From generations of exploration and study, we have come to know a good deal about our ancestors, by examining their left-behinds, rummaging in their middens and the ruins of their habitations, analysing their tools, their constructions, their very bones. Some left behind magnificent and moving depictions of their existence: animals they hunted, plants they cultivated, what they wore and how they decorated their bodies. From this ongoing enterprise we educe narratives about what life was like for them. We've become quite clever and insightful in conducting this kind of research and then pondering fruitfully what we discover; we know much of what our forbears accomplished, and are pretty confident we understand, in a general way at least, how they behaved towards one another in their lives.
But when we find baked clay tablets with patterened holes poked into them or a carved stone with odd shapes scratched upon its surface, we at once set about trying to decode what we believe has to be a message, one that may bear the answer to the first question any human being asks upon meeting another: how is it with you?

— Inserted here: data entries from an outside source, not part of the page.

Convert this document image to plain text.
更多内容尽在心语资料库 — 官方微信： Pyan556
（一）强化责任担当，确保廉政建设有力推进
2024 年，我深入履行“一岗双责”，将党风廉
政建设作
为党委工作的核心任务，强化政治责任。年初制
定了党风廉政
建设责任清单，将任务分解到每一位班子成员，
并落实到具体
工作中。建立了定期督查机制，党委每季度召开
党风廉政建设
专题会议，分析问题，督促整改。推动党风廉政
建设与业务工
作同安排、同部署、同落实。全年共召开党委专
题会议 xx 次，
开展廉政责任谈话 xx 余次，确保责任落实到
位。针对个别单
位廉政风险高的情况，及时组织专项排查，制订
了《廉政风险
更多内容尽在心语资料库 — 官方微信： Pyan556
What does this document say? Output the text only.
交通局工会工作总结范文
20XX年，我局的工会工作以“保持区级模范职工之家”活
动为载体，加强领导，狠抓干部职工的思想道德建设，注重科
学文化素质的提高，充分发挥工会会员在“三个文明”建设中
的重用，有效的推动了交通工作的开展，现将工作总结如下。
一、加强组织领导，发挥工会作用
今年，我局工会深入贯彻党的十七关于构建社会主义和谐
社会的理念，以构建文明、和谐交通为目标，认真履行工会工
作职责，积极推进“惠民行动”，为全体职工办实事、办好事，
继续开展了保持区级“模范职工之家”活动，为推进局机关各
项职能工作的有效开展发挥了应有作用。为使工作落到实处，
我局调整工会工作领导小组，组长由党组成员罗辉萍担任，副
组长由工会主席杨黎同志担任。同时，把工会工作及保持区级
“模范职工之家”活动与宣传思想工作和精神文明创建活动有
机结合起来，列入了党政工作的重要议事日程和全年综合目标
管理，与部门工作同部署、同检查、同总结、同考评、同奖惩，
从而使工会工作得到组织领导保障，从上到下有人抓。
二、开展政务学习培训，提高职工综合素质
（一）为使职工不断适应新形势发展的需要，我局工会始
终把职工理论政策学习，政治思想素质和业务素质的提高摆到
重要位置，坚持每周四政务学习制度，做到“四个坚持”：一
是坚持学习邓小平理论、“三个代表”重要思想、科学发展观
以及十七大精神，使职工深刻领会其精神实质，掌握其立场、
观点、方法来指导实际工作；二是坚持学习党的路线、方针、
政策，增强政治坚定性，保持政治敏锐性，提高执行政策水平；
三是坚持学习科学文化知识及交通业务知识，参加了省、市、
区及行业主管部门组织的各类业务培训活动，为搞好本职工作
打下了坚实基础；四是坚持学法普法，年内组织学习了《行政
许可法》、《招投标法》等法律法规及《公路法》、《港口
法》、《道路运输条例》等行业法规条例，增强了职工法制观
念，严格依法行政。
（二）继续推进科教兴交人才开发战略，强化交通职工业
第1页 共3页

As that message begins to emerge, we approach the fulfillment of our deepest need: to *hear them speak*. Only then do we begin to know these absent creatures as persons: by understanding some of what they thought, we begin to apprehend not just what they saw and did, but to *feel* who they were. Our reaction to these messages can be quite emotional, and rightly so, for it is urgently important for each of us now living to discern exactly how it is with every other human being we encounter, whether in the flesh or through the traces that person deliberately left behind just so we would find it — that is, by inscribing some object with *text*.
It is the mission of any curator — of this or any archive — to bring such traces of an ancient past into the present moment of *our* lives, and to provision their transmission to the generations to come.